As a metaphor is sums up perfectly the spirit of compute capacity that can be set up and torn down programatically, leaving someone else to take care of the networking and hardware.
However there's no doubt that "Cloud fatigue" is in danger of setting in as almost every existing suite of software becomes not re-engineered but merely re-branded, and give the magic C-word. Which is why my own preference is now to move to a slightly more nuanced metaphor, that of the "Resource Cloud."
Pioneered by Abiquo, whose CEO Pete Malcolm is an undisputed technology thought leader, the concept of Resource Cloud nicely encapsulates the complete separation of the physical infrastructure that provides the computing resources from the enterprises which consume them in the form of compute power, storage, or whatever other service they might choose.
This notion of a "Resource Cloud" in which providers of resources and consumers who use compute power are matched up is very powerful precisely because it is very simple.

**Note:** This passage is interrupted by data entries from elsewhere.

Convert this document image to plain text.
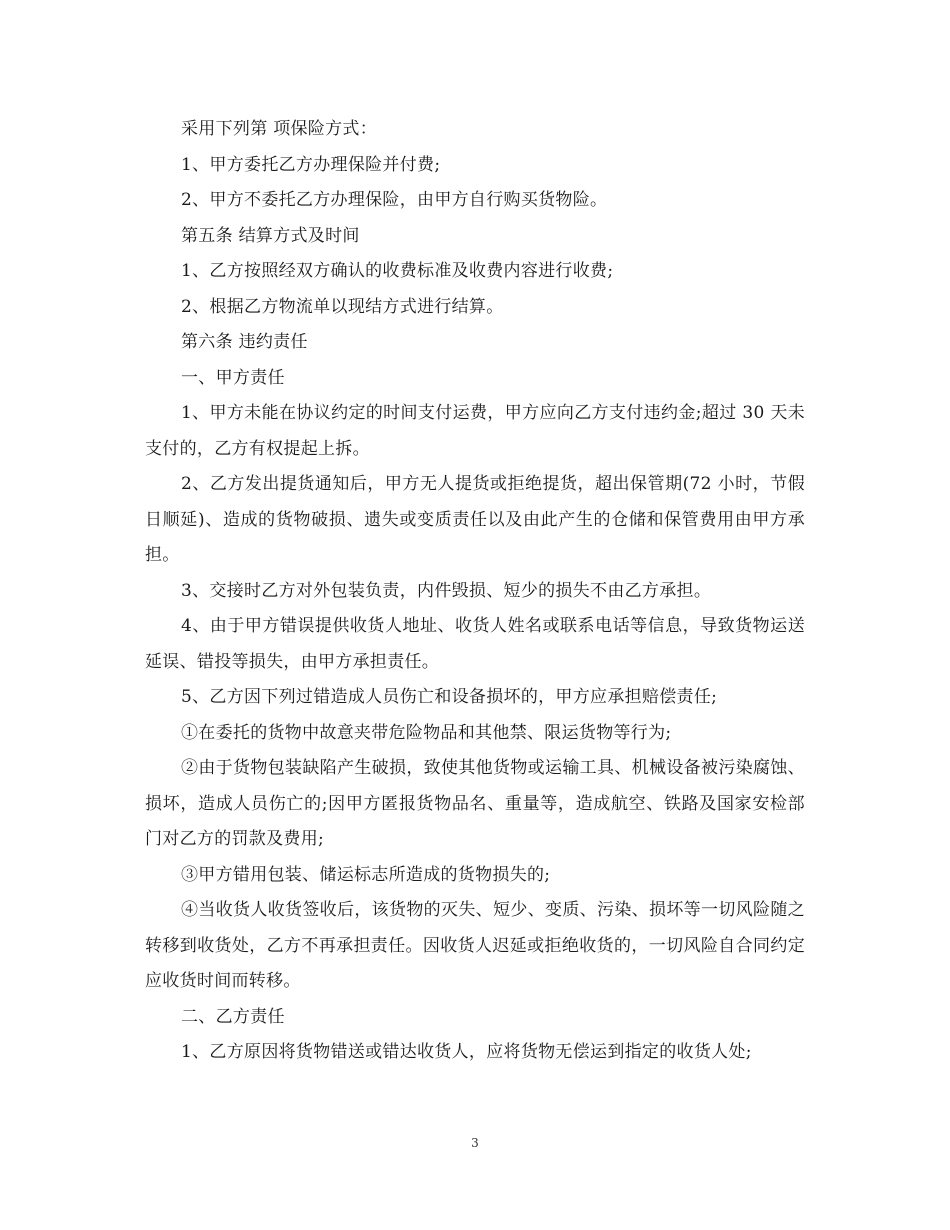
采用下列第 项保险方式：

1、甲方委托乙方办理保险并付费;

2、甲方不委托乙方办理保险，由甲方自行购买货物险。

第五条 结算方式及时间

1、乙方按照经双方确认的收费标准及收费内容进行收费;

2、根据乙方物流单以现结方式进行结算。

第六条 违约责任

一、甲方责任

1、甲方未能在协议约定的时间支付运费，甲方应向乙方支付违约金;超过 30 天未支付的，乙方有权提起上拆。

2、乙方发出提货通知后，甲方无人提货或拒绝提货，超出保管期(72 小时，节假日顺延)、造成的货物破损、遗失或变质责任以及由此产生的仓储和保管费用由甲方承担。

3、交接时乙方对外包装负责，内件毁损、短少的损失不由乙方承担。

4、由于甲方错误提供收货人地址、收货人姓名或联系电话等信息，导致货物运送延误、错投等损失，由甲方承担责任。

5、乙方因下列过错造成人员伤亡和设备损坏的，甲方应承担赔偿责任;

①在委托的货物中故意夹带危险物品和其他禁、限运货物等行为;

②由于货物包装缺陷产生破损，致使其他货物或运输工具、机械设备被污染腐蚀、损坏，造成人员伤亡的;因甲方匿报货物品名、重量等，造成航空、铁路及国家安检部门对乙方的罚款及费用;

③甲方错用包装、储运标志所造成的货物损失的;

④当收货人收货签收后，该货物的灭失、短少、变质、污染、损坏等一切风险随之转移到收货处，乙方不再承担责任。因收货人迟延或拒绝收货的，一切风险自合同约定应收货时间而转移。

二、乙方责任

1、乙方原因将货物错送或错达收货人，应将货物无偿运到指定的收货人处;

3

And because it injects a crucial missing ingredient into the "Cloud" metaphor: meaning.
Not everyone will immediately grasp that the providers and the enterprises who are being matched up in the Resource Cloud will need some kind of policy-driven workload management to interconnect the two; but that doesn't matter, because for me what the term "Resource Cloud" does is to immediately explain itself in a way that "The Cloud" or "Cloud Computing" doesn't.
It's time we all understood about the Resource Cloud. In my opinion, 2010 is the year in which we will.